19 August 1998 - In a fresh landslide today, in another part of Uttar Pradesh, 25 people were killed, officials said. The landslide swept Mansuna village in the Garhwal Himalayas, some 600km from Lucknow. Meanwhile state officials were struggling to launch rescue operations in yesterday's landslide which hit Malapa village. Ten bodies had been recovered from the area, officials said. The first group of rescue workers drawn from the Indian army and border guards reached the landslide zone this morning but made little progress because of bad weather, officials said. Four Indian air force helicopters flew over the area but could not land because of poor visibility. It is unlikely that many people could have survived as 15 metres (50 feet) of debris is reported to have settled over the (Malapa) camp. There is no information on the dead or survivors.

20 August 1998 - Mankind played a hand in giant landslides that are feared to have killed hundreds in the Himalayan hills of north India this week, experts said today. Amid reports that the death toll from the land slips could top 300, a finger of accusation was pointed at deforestation on the steep foothills of the world's highest mountains.

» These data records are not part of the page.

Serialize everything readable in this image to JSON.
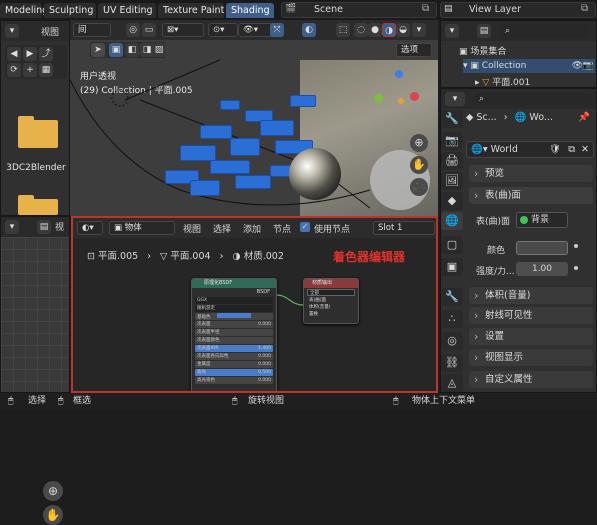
{
  "workspace_tabs": [
    {
      "label": "Modeling"
    },
    {
      "label": "Sculpting"
    },
    {
      "label": "UV Editing"
    },
    {
      "label": "Texture Paint"
    },
    {
      "label": "Shading",
      "active": true
    }
  ],
  "scene": {
    "label": "Scene"
  },
  "view_layer": {
    "label": "View Layer"
  },
  "file_browser": {
    "view_menu": "视图",
    "folder_label": "3DC2Blender"
  },
  "viewport": {
    "perspective_label": "用户透视",
    "collection_label": "(29) Collection | 平面.005",
    "options_label": "选项"
  },
  "outliner": {
    "items": [
      {
        "label": "场景集合"
      },
      {
        "label": "Collection"
      },
      {
        "label": "平面.001"
      }
    ]
  },
  "properties": {
    "breadcrumb_scene": "Sc...",
    "breadcrumb_world": "Wo...",
    "world_name": "World",
    "sections": {
      "preview": "预览",
      "surface": "表(曲)面",
      "volume": "体积(音量)",
      "ray_visibility": "射线可见性",
      "settings": "设置",
      "viewport_display": "视图显示",
      "custom_props": "自定义属性"
    },
    "surface_label": "表(曲)面",
    "surface_value": "背景",
    "color_label": "颜色",
    "color_swatch": "#4a4a4a",
    "strength_label": "强度/力...",
    "strength_value": "1.00"
  },
  "shader_editor": {
    "object_label": "物体",
    "menu": {
      "view": "视图",
      "select": "选择",
      "add": "添加",
      "node": "节点"
    },
    "use_nodes_label": "使用节点",
    "slot_label": "Slot 1",
    "path": {
      "plane5": "平面.005",
      "plane4": "平面.004",
      "material": "材质.002"
    },
    "annotation": "着色器编辑器",
    "bsdf_node": {
      "title": "原理化BSDF",
      "output_label": "BSDF",
      "rows": [
        "GGX",
        "随机游走",
        "基础色",
        "次表面",
        "次表面半径",
        "次表面颜色",
        "次表面IOR",
        "次表面各向异性",
        "金属度",
        "高光",
        "高光染色"
      ],
      "values": [
        "",
        "",
        "",
        "0.000",
        "",
        "",
        "1.400",
        "0.000",
        "0.000",
        "0.500",
        "0.000"
      ]
    },
    "output_node": {
      "title": "材质输出",
      "rows": [
        "全部",
        "表(曲)面",
        "体积(音量)",
        "置换"
      ]
    }
  },
  "status_bar": {
    "select": "选择",
    "box_select": "框选",
    "rotate_view": "旋转视图",
    "context_menu": "物体上下文菜单"
  },
  "colors": {
    "accent": "#3f5f8a",
    "annotation_red": "#c0322c",
    "lego_blue": "#2b6fd6",
    "folder": "#e8b24a",
    "surface_dot": "#3ec45a"
  }
}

21 August 1998 - Hopes of finding survivors buried under massive Himalayan landslides receeded today as overnight rains disrupted the Indian army's rescue work, officials said. As many as 239 people were missing and feared dead this week in landslides which paralysed the mountain districts of the northern Indian state of Uttar Pradesh, the province's chief minister Kalvan Singh said yesterday. "I will be rather conservative. I will put the toll at 178", Gautam Kaul, director-general of the Indo-Tibetan Border Police (ITBP) said. Kaul said six helicopters took off from Bareilly but could not approach Malapa village, the main landslide site, and were waiting on two nearby helipads for the skies to clear. "The weather turned very hostile last night, so relief operations have been suspended", Kaul said. Indian officials said 202 people were missing and feared dead at Malapa. Most of the other victims were at Mansuna village, which was hit by a landslide on Wednesday (19 August). Smaller landslides were reported from elsewhere in the Garhwal region. Twenty-one bodies had been recovered from the rubble of the massive landslide by nightfall yesterday. Landslide debris blocked roads near Ukhimalh town and formed a huge lake by blocking the turbulent flow of the Mandakini river. The flooded area swelled to at least 6km in length, with a width of 80 metres and depth of 60 metres. The army worked briskly to control the damage. "The army has succeeded in creating a small passage to release the accumulated water as a result of the landslide", a district official in the town of Rudraprayag said. State-run All India Radio said rains continued as several army columns moved in to clear the narrow roads and help with rescue work. Authorities evacuated thousands of villagers along the Alaknanda and Mandakini river valleys yesterday. Monsoon rains, heavy fog and knee-deep mud made access to Malapa, in Pithoragarh district, almost impossihle yesterday and fresh rains stopped helicopters on their way at night.